Riflessione del Vescovo Pietro sulla celebrazione liturgica dell’Assunzione di Maria in cielo

Pubblicato su Avvenire del 27 luglio 2019

«Il corpo immacolato della Madonna, abitazione per nove mesi del redentore, del Figlio di Dio. Che cosa è avvenuto di questo corpo benedetto? Se oggi noi possiamo dal mistero dell’Assunta cavare una consolazione, è proprio questa: ella è andata avanti e noi la seguiremo. Il suo corpo immacolato è maturato per l’eternità gloriosa prima di noi. Ma anche noi un giorno, anche questo mio povero corpo, anche il corpo di ognuno di voi, delle persone che avete più care, e di cui ad un certo momento con fatica tratteniamo nella nostra immaginazione le sembianze care, anche noi giungeremo a questa glorificazione. Questa mattina noi pregustiamo nella speranza quello che sarà il nostro destino eterno. E di questa speranza dobbiamo farne parte specialmente a coloro che in questi giorni, e sono centinaia e centinaia di povere famiglie, hanno bisogno anche di questa speranza, per non far diventare sterile il loro dolore».
Era il 15 agosto del 1956 e don Primo Mazzolari aveva accenti di vibrata commozione nella omelia che non poteva dimenticare la tragedia, appena consumata, dei morti nella miniera di Charleroi. La parola di Dio taglia il cuore e la storia e non deve mai essere, nell’annuncio, evasiva, edulcorata, teoricamente e astrattamente valoriale, ma comunicare il mistero della salvezza rendendo Dio contemporaneo alle strade percorse dall’uomo.
Così la bellezza di Maria Assunta può e deve diventare una pagina ultima da inserire nelle pagine penultime della nostra avventura umana e cristiana. E le parole da leggere e da rileggere sono fili che ritessono certezze antiche da indossare su abiti nuovi.

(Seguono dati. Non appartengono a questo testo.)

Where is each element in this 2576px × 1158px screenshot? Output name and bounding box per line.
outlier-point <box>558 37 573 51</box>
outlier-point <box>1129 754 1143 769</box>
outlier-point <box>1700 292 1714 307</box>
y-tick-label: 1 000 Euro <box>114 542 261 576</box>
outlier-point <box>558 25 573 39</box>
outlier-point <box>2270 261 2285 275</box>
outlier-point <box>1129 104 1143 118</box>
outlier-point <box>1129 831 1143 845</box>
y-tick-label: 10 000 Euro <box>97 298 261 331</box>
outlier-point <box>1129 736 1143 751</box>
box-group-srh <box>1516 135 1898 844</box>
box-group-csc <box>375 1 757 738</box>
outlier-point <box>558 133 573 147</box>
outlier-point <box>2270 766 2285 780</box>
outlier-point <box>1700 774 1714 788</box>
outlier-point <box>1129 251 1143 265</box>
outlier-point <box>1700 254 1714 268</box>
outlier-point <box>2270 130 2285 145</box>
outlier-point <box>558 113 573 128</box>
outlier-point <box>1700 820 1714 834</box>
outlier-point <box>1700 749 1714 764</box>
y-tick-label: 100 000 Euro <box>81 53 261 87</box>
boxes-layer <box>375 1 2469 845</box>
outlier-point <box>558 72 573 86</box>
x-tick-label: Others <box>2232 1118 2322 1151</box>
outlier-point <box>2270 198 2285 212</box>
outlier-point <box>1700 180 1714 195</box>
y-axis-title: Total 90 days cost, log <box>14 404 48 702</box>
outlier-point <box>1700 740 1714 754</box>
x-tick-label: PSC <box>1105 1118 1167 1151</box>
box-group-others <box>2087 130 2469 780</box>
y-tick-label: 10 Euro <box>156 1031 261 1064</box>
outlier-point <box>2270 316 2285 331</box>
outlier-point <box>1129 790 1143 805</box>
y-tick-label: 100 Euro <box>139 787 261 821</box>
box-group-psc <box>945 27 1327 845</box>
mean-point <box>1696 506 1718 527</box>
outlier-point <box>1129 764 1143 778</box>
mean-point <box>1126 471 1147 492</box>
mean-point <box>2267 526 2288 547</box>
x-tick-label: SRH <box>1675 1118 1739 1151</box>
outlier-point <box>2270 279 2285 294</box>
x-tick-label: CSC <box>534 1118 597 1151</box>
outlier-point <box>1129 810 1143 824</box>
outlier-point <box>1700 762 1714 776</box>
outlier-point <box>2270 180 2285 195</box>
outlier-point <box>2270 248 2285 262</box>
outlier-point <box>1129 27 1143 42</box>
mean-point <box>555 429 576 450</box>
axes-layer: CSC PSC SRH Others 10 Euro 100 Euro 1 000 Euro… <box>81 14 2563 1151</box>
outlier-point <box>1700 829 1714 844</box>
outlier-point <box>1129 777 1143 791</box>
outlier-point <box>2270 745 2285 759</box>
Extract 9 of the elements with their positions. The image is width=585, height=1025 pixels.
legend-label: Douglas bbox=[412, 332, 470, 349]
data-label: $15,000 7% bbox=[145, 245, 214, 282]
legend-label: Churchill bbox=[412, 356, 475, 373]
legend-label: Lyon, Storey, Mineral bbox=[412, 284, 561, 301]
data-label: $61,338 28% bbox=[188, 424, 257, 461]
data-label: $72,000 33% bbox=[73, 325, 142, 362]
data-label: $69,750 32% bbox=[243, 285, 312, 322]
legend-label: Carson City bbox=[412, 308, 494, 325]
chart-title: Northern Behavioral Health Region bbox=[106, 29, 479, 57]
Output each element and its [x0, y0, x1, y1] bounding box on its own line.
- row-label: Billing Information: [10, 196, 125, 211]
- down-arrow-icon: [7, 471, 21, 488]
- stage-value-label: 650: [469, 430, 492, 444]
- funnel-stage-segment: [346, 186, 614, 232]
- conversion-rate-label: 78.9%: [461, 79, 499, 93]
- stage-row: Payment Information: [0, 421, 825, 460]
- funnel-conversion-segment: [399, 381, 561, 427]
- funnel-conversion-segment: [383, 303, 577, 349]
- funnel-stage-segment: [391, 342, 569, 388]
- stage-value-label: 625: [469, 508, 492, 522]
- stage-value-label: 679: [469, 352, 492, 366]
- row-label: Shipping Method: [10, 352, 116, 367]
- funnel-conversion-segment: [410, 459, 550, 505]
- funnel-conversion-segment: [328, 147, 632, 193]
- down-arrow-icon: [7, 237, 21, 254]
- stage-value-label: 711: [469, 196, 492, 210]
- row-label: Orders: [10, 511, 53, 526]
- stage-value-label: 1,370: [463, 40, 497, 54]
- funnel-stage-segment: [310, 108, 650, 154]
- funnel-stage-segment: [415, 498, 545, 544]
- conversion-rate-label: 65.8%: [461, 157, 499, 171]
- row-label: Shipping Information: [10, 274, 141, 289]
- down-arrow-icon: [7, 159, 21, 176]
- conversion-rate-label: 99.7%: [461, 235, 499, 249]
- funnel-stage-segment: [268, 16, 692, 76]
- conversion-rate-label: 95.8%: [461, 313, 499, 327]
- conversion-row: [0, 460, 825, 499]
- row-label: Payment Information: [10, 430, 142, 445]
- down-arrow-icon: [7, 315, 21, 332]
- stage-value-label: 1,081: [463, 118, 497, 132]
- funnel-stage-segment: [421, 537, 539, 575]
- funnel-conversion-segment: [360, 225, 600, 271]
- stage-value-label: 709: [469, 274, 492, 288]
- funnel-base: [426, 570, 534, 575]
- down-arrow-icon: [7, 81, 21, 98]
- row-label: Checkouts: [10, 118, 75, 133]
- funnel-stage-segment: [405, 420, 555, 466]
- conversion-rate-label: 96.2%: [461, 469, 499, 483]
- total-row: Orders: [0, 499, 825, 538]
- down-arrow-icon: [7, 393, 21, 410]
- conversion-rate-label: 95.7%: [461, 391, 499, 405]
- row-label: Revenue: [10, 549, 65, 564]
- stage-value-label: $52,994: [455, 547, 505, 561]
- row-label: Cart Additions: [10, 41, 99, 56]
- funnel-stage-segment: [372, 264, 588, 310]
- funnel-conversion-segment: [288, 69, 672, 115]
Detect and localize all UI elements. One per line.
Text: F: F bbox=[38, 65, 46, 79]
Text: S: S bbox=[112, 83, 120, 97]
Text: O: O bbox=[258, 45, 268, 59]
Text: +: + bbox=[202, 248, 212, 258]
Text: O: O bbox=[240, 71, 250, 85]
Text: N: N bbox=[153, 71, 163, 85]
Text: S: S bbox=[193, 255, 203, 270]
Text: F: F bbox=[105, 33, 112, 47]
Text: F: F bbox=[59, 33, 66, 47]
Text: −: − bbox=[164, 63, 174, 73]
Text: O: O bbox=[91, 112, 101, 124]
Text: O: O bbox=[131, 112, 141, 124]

La grandezza della vita umana non consegnata all’annullamento, la dignità del corpo non mercificabile, la nostalgia struggente della felicità eterna, la lotta alla corruzione del peccato e a comportamenti privati e pubblici di ostentazione del peccato, la trasfigurazione dell’esistenza nella logica dell’amore che assume totalmente la condizione dell’altro, non più «altro da me ma altro dentro di me».
Non «rendere sterile il dolore»: il monito di don Primo restituisce la cultura e la prassi della prossimità in un tempo di spalmato narcisismo esistenziale e di diffusa religiosità intrisa di languori che non diventano assunzione del vangelo delle beatitudini. Così la visione del cielo assume la dimensione dell’essere visti dal cielo. Diceva Paolo VI: «Un cannocchiale è puntato verso di noi dal cielo. Un occhio ci guarda, ci spia, ci veglia, ci insegue, ci perseguita. Rispondi se mi ami o no».
Dobbiamo rispondere sì. E Jean Guitton commentava che tutto porta a «un misto di audacia, di candore, di utopia, impegno totale, radicale a gettarsi nelle difficoltà dell’uomo, nel vortice stesso dell’esistere». La stessa morte non sarà più vista come la disperata solitudine dell’essere, ma una attesa del credente con la stessa invocazione di uno dei personaggi dell’Annuncio a Maria di Paul Claudel: «Benedetta sia la morte nella quale tutte le domande del Padre nostro si compiono».